11 October 2004 | dvandevi
Welles makes this film work
At first glance, Orson Welles did indeed seem to be woefully mis-cast in this bastardized [French, Italian, Spanish, British, West German and who knows what else] version of the Stevenson classic. Fortunately, by the second or third viewing you start to focus less on Welles articulation and more on the film itself. It is a menacing version. From the moment ships' cook Silver opens the galley window with his crutch and demands 'Three cheers for Cap'n Smollett!' this version is dripping with evil. And Welles is just the actor [and his mumbling delivery is deliberately utilized] to bring that evil into sharp focus.
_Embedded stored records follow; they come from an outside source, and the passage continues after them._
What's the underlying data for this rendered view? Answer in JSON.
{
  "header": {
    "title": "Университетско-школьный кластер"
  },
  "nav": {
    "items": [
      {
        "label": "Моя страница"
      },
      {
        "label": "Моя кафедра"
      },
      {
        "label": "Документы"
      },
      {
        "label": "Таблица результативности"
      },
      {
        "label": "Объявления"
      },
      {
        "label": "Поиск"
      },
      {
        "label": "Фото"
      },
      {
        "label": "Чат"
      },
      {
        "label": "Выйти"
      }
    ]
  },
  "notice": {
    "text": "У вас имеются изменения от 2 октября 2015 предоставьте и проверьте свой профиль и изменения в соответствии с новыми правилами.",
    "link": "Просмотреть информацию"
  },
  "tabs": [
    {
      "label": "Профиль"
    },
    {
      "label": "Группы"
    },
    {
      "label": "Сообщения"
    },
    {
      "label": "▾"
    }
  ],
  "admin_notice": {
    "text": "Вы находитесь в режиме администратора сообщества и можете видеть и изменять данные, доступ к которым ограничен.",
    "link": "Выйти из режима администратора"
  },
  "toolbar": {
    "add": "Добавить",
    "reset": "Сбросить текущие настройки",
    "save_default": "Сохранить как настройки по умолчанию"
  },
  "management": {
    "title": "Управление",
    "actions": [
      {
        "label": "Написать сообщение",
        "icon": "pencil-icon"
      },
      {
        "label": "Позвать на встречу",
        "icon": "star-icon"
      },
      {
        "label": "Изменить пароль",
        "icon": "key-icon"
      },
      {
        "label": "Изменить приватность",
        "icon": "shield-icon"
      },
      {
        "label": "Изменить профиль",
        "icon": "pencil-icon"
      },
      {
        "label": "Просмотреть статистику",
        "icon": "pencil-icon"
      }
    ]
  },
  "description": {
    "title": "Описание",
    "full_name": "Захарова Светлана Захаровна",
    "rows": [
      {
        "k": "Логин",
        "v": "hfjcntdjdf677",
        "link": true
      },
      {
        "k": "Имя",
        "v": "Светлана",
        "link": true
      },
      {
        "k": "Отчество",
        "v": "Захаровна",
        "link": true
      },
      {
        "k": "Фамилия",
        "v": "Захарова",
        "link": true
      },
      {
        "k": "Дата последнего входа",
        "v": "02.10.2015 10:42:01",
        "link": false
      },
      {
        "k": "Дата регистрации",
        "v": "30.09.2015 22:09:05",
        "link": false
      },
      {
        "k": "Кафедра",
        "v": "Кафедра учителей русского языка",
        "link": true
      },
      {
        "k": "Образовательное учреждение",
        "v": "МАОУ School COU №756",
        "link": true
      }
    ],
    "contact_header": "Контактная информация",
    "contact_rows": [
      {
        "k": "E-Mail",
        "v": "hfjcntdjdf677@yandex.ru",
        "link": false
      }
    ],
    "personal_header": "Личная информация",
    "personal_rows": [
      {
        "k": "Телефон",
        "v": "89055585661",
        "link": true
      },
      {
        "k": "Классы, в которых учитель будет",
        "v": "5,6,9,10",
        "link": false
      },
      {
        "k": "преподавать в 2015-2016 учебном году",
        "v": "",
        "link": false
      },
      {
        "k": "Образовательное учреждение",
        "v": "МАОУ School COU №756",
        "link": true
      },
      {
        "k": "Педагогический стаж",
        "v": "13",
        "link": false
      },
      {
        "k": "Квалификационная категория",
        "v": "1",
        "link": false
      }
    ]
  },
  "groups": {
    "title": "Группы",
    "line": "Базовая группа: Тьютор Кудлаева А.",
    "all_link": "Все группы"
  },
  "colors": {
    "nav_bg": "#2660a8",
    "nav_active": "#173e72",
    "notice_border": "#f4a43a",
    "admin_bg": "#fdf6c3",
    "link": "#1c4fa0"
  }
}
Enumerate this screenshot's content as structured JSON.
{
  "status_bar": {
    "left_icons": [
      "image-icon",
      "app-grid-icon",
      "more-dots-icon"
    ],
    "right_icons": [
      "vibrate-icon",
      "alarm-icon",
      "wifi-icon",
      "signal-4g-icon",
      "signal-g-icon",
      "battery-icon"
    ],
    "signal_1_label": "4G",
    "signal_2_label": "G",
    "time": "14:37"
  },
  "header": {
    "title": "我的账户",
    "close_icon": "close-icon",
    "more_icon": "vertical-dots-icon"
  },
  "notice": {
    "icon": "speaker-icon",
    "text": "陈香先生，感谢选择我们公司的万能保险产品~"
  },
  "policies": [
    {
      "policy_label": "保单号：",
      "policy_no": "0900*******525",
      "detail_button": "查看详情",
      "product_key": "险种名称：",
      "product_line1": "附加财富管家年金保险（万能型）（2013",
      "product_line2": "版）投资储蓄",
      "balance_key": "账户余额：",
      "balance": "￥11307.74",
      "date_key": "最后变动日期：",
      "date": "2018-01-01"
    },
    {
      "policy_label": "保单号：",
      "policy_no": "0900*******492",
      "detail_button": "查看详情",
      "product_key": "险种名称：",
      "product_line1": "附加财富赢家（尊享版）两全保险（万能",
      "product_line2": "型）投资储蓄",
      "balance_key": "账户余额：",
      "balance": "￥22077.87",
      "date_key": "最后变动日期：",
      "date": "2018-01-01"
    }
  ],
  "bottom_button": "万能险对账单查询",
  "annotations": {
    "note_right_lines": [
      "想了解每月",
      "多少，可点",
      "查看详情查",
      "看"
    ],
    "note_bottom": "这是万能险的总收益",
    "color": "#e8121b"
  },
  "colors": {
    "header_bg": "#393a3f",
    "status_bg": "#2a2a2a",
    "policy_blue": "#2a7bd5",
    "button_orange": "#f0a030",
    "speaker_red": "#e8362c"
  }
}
Kim Burfield is superb as Jim Hawkins [a kid alternately scared-to-death and naively cocky] , and even when Silver asserts that 'I thinks gold-dust of this here boy!' you know the kid's in trouble. That international crew of pirates brings an air of realism to the production [even if their lips aren't always moving in synchronization with the spoken dialogue] which an all-English crew wouldn't have imparted, and Jean Lefebvre's somewhat dazed Ben Gunn is in fine contrast to Geoffrey Wilkinson's loopy Disney version. Natale Massara's score is wonderful, though apparently there never was a soundtrack ['and more's the pity'], and the cinematography is magnificent. My only two criticisms are that Lionel Stander is badly mis-cast as Billy Bones [the guy still sounded like exactly what he was: a tough-guy from the Bronx], and the pirates' treasure-hunting seems much-too-much like they're out for a leisurely Sunday after-dinner stroll. It definitely lacks urgency. This said, I would rank this version almost on a par with the Disney/Newton version, and well worth owning and watching again and again.